As she added more weight to the bar, she found it helped lighten some of the burdens she carried for decades.

“As much as I love talk therapy, and I’ve benefited from it tremendously, approaching healing from a body-based perspective was a massive aha moment,” she said. “Everything that’s ever happened to a person happens in this one body we have.”

Strength training didn’t erase old hurts, but it gave her a different way to carry them, and that experience, more than any certification hanging on the wall, shapes the way she approaches strength training today.

Rogneby, who serves as chair of the Vashon Island School Board and spent years in anti-racist and anti-oppression organizing, came to see the body itself as political terrain.

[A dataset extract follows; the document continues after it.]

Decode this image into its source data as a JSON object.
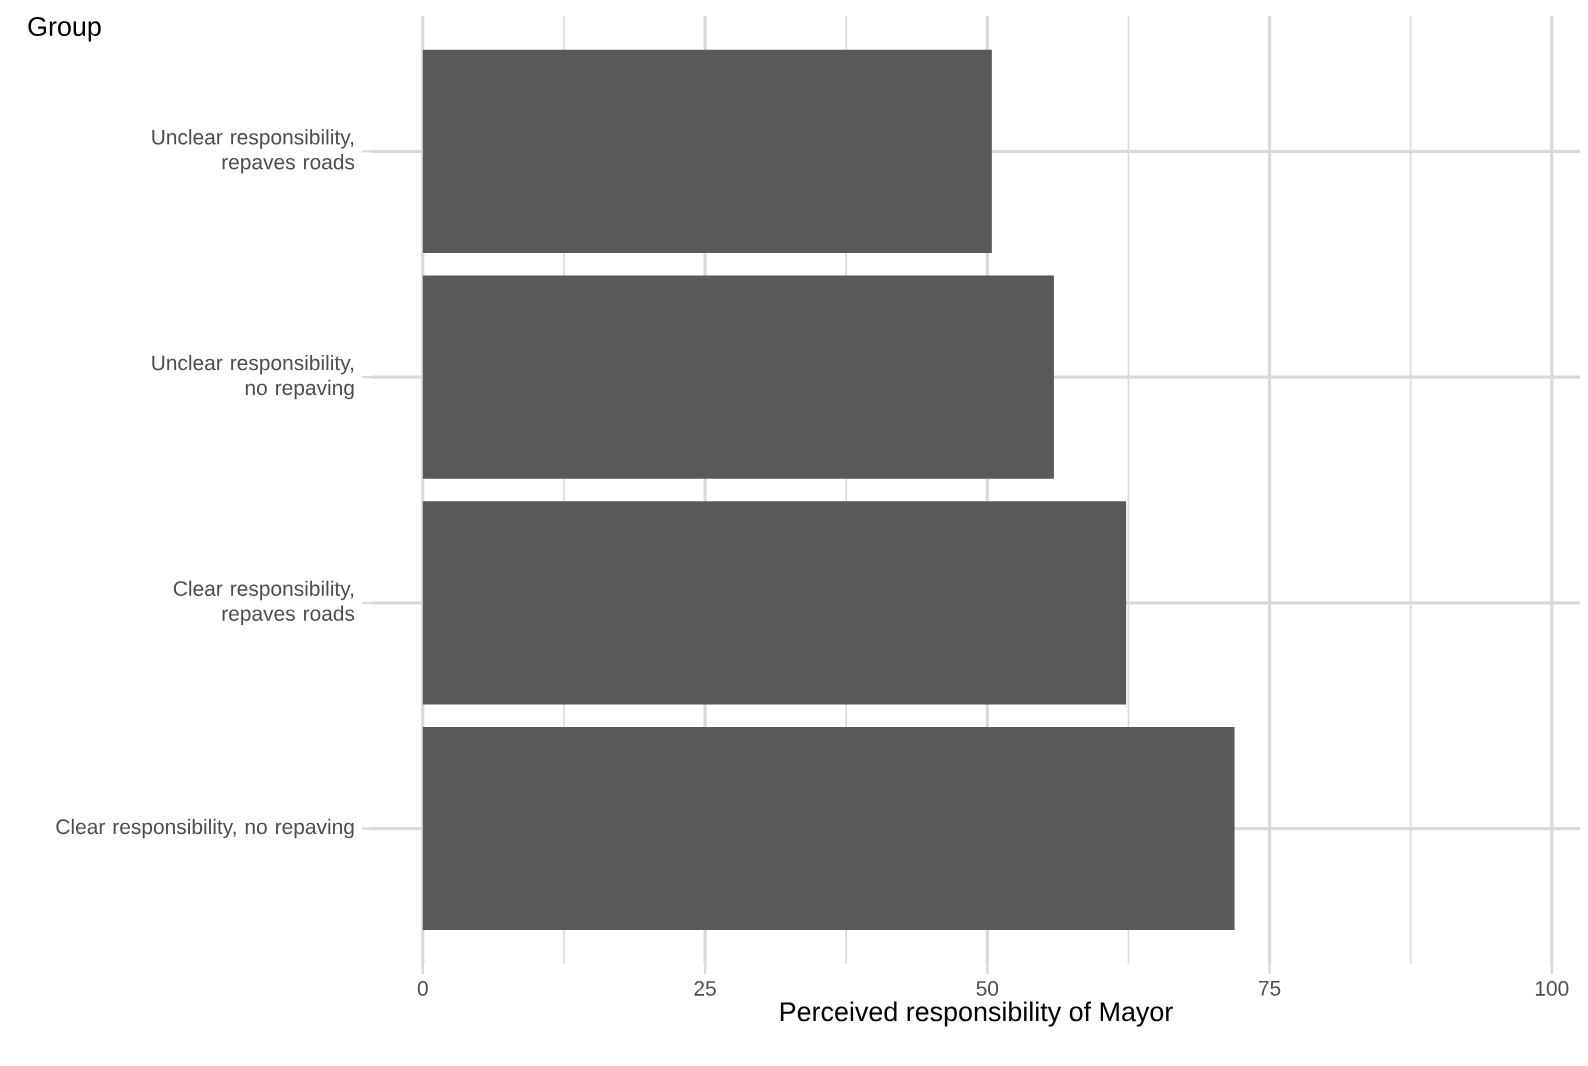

Along the way, Rogneby said she became increasingly interested in who gets to feel comfortable, safe and worthy in their own body. Questions of dignity and belonging, she said, show up everywhere – even in something as ordinary as the size of an airplane seat.

“Having a body, by its nature, is kind of political,” she said.

Trauma-informed weightlifting isn’t therapy, she’s careful to say, but it can complement the healing work people are already doing.

She also doesn’t believe people need to revisit painful experiences with her to benefit from movement. Trauma, she explained, can function like the worst possible time machine: something happens and you’re suddenly right back in the moment it occurred. Weightlifting, by contrast, demands presence.

“If I’m going to attempt a heavy lift, I need to be in touch with my breath and fully present in my body,” she said. “For some people, that’s asking a lot — maybe they feel their body betrayed them, or that it’s not something they can trust.”

She calls her strength training a “liberation practice,” not a transformation program.

Rogneby isn’t interested in six-pack abs, before-and-after photos or telling clients how to look. In fact, she isn’t trying to change people at all.

“The idea of using strength training and movement as a way to reclaim someone’s identify and sense of worth is really exciting,” she said. “I’m trying to help people come back to themselves.”